Sunuş

Muhterem Okuyucularımız;

Bereket, rahmet ve mağfiret ayı “Ramazan-ı Şerîf”i uğurladık. İnşallâh bizden râzı olmuştur. Geçen sayımızda ifade ettiğimiz gibi, inşallah “Rabbimiz, Ramazan’ı hakkımızda mübârek kılmıştır.”

Ramazan’da nefse ve şeytana karşı girişilen amansız mücâdelenin neticesi, “bayram”dır. Böyle bir bayrama erişince “sevinmek, herkesin hakkıdır.” 

Özellikle de nefsinin nihayetsiz isteklerini gemleyip oruç tutan, namaz kılan, Kur’ân okuyan, eşini-dostunu yâd eden, sıla-i rahimde bulunan, fakir ve muhtaçları gözeten, garip ve yetimleri sevindirenlerin hakkı…

Evet, bayramda sevinmek herkesin hakkıdır. Evlatlarının yolunu gözleyen anne-babaların, başları okşanmaya muhtaç gariplerin, huzurevlerine terk edilmiş yaşlıların, hastaların, kabristandakilerin… Onların da sevinmek, hatırlanmak hakları değil mi?

Sizin her hak sahibine hakkını fazlasıyla verdiğini düşünerek, kul olmamızın, insan olmamızın hakkı olan bir mevzuya geçmek istiyorum: Namaz. Bu sayımızda, dergimizin büyük bir kısmını, namazla ilgili yazılara hasrettik. Aslında her bir müslümanın günde 5, ayda 150, yılda 1825 vakit namaz kılmasının emredildiğini düşünmek, bu büyük vazifenin ehemmiyetini aksettiriyor.

Bu kadar sık ve çok miktarda tekrarlayageldiğimiz namaz, bize ne veriyor? Namazı hangi ruh hâliyle kılıyoruz? Yasaksavar gibi mi, hâşâ “nereden çıktı şimdi” der gibi mi? Yoksa gönlü mescidlerde asılı kalmış, namaz vakitlerini iple çeken, kulağı ezânda, yüreği namazda kimseler gibi “bir namaz âşığı” mıyız?

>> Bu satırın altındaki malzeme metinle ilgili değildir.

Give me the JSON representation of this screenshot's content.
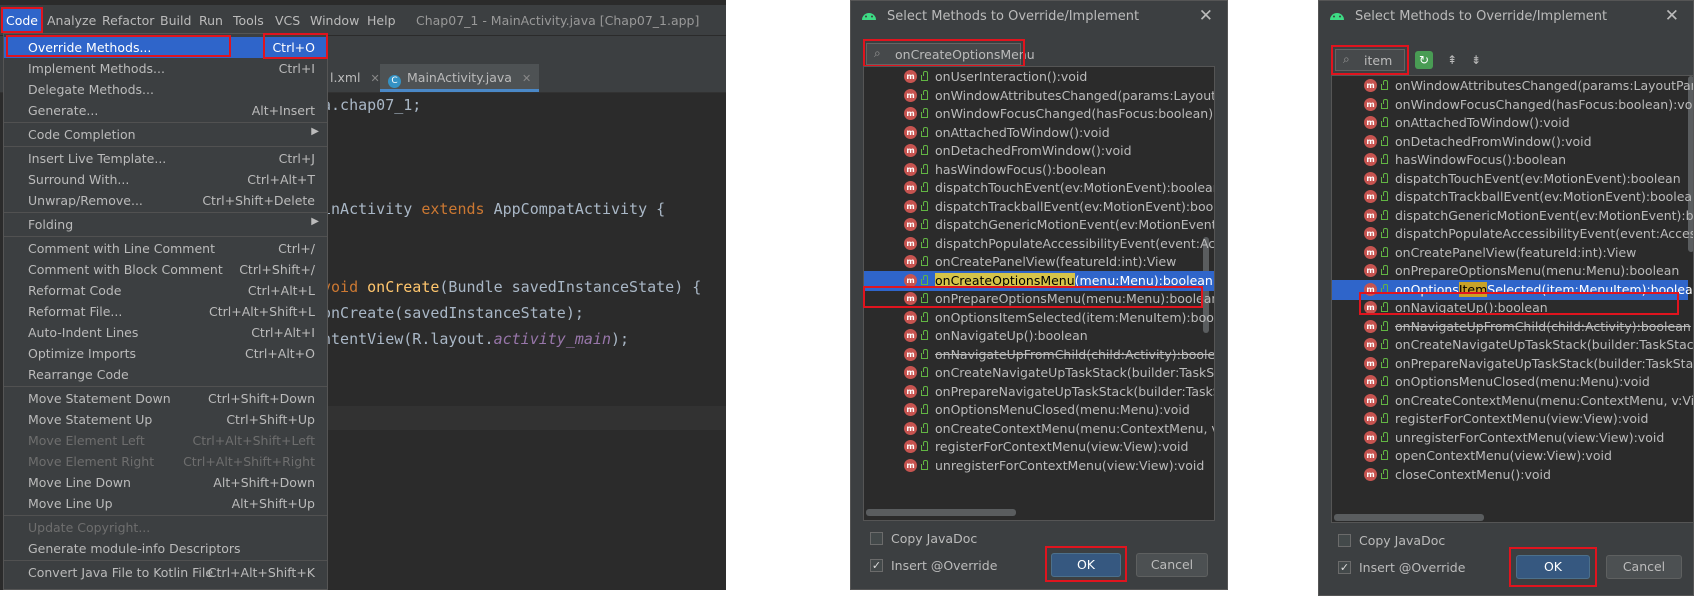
{
  "ide": {
    "menubar": [
      "Code",
      "Analyze",
      "Refactor",
      "Build",
      "Run",
      "Tools",
      "VCS",
      "Window",
      "Help"
    ],
    "title": "Chap07_1 - MainActivity.java [Chap07_1.app]",
    "tabs": [
      {
        "label": "l.xml"
      },
      {
        "label": "MainActivity.java"
      }
    ],
    "code_lines": {
      "l1": "a.chap07_1;",
      "l2_pre": "inActivity ",
      "l2_kw": "extends",
      "l2_post": " AppCompatActivity {",
      "l3_kw": "void",
      "l3_fn": "onCreate",
      "l3_post": "(Bundle savedInstanceState) {",
      "l4": "onCreate(savedInstanceState);",
      "l5_pre": "ntentView(R.layout.",
      "l5_it": "activity_main",
      "l5_post": ");"
    },
    "menu": {
      "items": [
        {
          "label": "Override Methods...",
          "shortcut": "Ctrl+O"
        },
        {
          "label": "Implement Methods...",
          "shortcut": "Ctrl+I"
        },
        {
          "label": "Delegate Methods...",
          "shortcut": ""
        },
        {
          "label": "Generate...",
          "shortcut": "Alt+Insert"
        },
        {
          "label": "Code Completion",
          "shortcut": ""
        },
        {
          "label": "Insert Live Template...",
          "shortcut": "Ctrl+J"
        },
        {
          "label": "Surround With...",
          "shortcut": "Ctrl+Alt+T"
        },
        {
          "label": "Unwrap/Remove...",
          "shortcut": "Ctrl+Shift+Delete"
        },
        {
          "label": "Folding",
          "shortcut": ""
        },
        {
          "label": "Comment with Line Comment",
          "shortcut": "Ctrl+/"
        },
        {
          "label": "Comment with Block Comment",
          "shortcut": "Ctrl+Shift+/"
        },
        {
          "label": "Reformat Code",
          "shortcut": "Ctrl+Alt+L"
        },
        {
          "label": "Reformat File...",
          "shortcut": "Ctrl+Alt+Shift+L"
        },
        {
          "label": "Auto-Indent Lines",
          "shortcut": "Ctrl+Alt+I"
        },
        {
          "label": "Optimize Imports",
          "shortcut": "Ctrl+Alt+O"
        },
        {
          "label": "Rearrange Code",
          "shortcut": ""
        },
        {
          "label": "Move Statement Down",
          "shortcut": "Ctrl+Shift+Down"
        },
        {
          "label": "Move Statement Up",
          "shortcut": "Ctrl+Shift+Up"
        },
        {
          "label": "Move Element Left",
          "shortcut": "Ctrl+Alt+Shift+Left"
        },
        {
          "label": "Move Element Right",
          "shortcut": "Ctrl+Alt+Shift+Right"
        },
        {
          "label": "Move Line Down",
          "shortcut": "Alt+Shift+Down"
        },
        {
          "label": "Move Line Up",
          "shortcut": "Alt+Shift+Up"
        },
        {
          "label": "Update Copyright...",
          "shortcut": ""
        },
        {
          "label": "Generate module-info Descriptors",
          "shortcut": ""
        },
        {
          "label": "Convert Java File to Kotlin File",
          "shortcut": "Ctrl+Alt+Shift+K"
        }
      ]
    }
  },
  "dialog1": {
    "title": "Select Methods to Override/Implement",
    "search_value": "onCreateOptionsMenu",
    "methods": [
      "onUserInteraction():void",
      "onWindowAttributesChanged(params:LayoutParam",
      "onWindowFocusChanged(hasFocus:boolean):void",
      "onAttachedToWindow():void",
      "onDetachedFromWindow():void",
      "hasWindowFocus():boolean",
      "dispatchTouchEvent(ev:MotionEvent):boolean",
      "dispatchTrackballEvent(ev:MotionEvent):boolean",
      "dispatchGenericMotionEvent(ev:MotionEvent):bool",
      "dispatchPopulateAccessibilityEvent(event:Accessib",
      "onCreatePanelView(featureId:int):View",
      "onCreateOptionsMenu(menu:Menu):boolean",
      "onPrepareOptionsMenu(menu:Menu):boolean",
      "onOptionsItemSelected(item:MenuItem):boolean",
      "onNavigateUp():boolean",
      "onNavigateUpFromChild(child:Activity):boolean",
      "onCreateNavigateUpTaskStack(builder:TaskStackBu",
      "onPrepareNavigateUpTaskStack(builder:TaskStackB",
      "onOptionsMenuClosed(menu:Menu):void",
      "onCreateContextMenu(menu:ContextMenu, v:View",
      "registerForContextMenu(view:View):void",
      "unregisterForContextMenu(view:View):void"
    ],
    "selected_name": "onCreateOptionsMenu",
    "selected_rest": "(menu:Menu):boolean",
    "copy_javadoc": "Copy JavaDoc",
    "insert_override": "Insert @Override",
    "ok": "OK",
    "cancel": "Cancel"
  },
  "dialog2": {
    "title": "Select Methods to Override/Implement",
    "search_value": "item",
    "methods": [
      "onWindowAttributesChanged(params:LayoutParam",
      "onWindowFocusChanged(hasFocus:boolean):void",
      "onAttachedToWindow():void",
      "onDetachedFromWindow():void",
      "hasWindowFocus():boolean",
      "dispatchTouchEvent(ev:MotionEvent):boolean",
      "dispatchTrackballEvent(ev:MotionEvent):boolean",
      "dispatchGenericMotionEvent(ev:MotionEvent):bool",
      "dispatchPopulateAccessibilityEvent(event:Accessibi",
      "onCreatePanelView(featureId:int):View",
      "onPrepareOptionsMenu(menu:Menu):boolean",
      "onOptionsItemSelected(item:MenuItem):boolean",
      "onNavigateUp():boolean",
      "onNavigateUpFromChild(child:Activity):boolean",
      "onCreateNavigateUpTaskStack(builder:TaskStackBu",
      "onPrepareNavigateUpTaskStack(builder:TaskStackB",
      "onOptionsMenuClosed(menu:Menu):void",
      "onCreateContextMenu(menu:ContextMenu, v:View",
      "registerForContextMenu(view:View):void",
      "unregisterForContextMenu(view:View):void",
      "openContextMenu(view:View):void",
      "closeContextMenu():void"
    ],
    "selected_pre": "onOptions",
    "selected_match": "Item",
    "selected_post": "Selected(item:MenuItem):boolean",
    "copy_javadoc": "Copy JavaDoc",
    "insert_override": "Insert @Override",
    "ok": "OK",
    "cancel": "Cancel"
  },
  "colors": {
    "highlight_box": "#e0141e",
    "selection": "#2f65ca",
    "ide_bg": "#2b2b2b",
    "panel_bg": "#3c3f41"
  },
  "icons": [
    "method-icon",
    "public-lock-icon",
    "search-icon",
    "android-icon",
    "close-icon",
    "expand-all-icon",
    "collapse-all-icon",
    "show-inherited-icon"
  ]
}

Acaba namazımızın hakkını verebiliyor muyuz? Bunu en basit bir şekilde, namaza devam ettiğimiz müddetçe hayatımızın müsbet taraflarının artıp artmadığına bakarak anlayabiliriz. Eğer hayatımızdaki kötülükler, günah ve hatalar aynı kalıyorsa, hatta artıyorsa, namazımızı gerektiği gibi kılamıyoruz demektir.

Namaz, bir yıkanmadır. Namaz, Allah’ı hatırlamadır. Namaz, kul olduğunu, insan olduğunu, geçici olduğunu hatırlamadır. Namaz, olgunluktur, fazilettir. Namaz incelme, hassaslaşma, arınma, fânîlikten kurtulmadır. Namaz, şefaatçi, nur ve rehberdir. Namaz yücelme, mîraç, sabır ve şükürdür.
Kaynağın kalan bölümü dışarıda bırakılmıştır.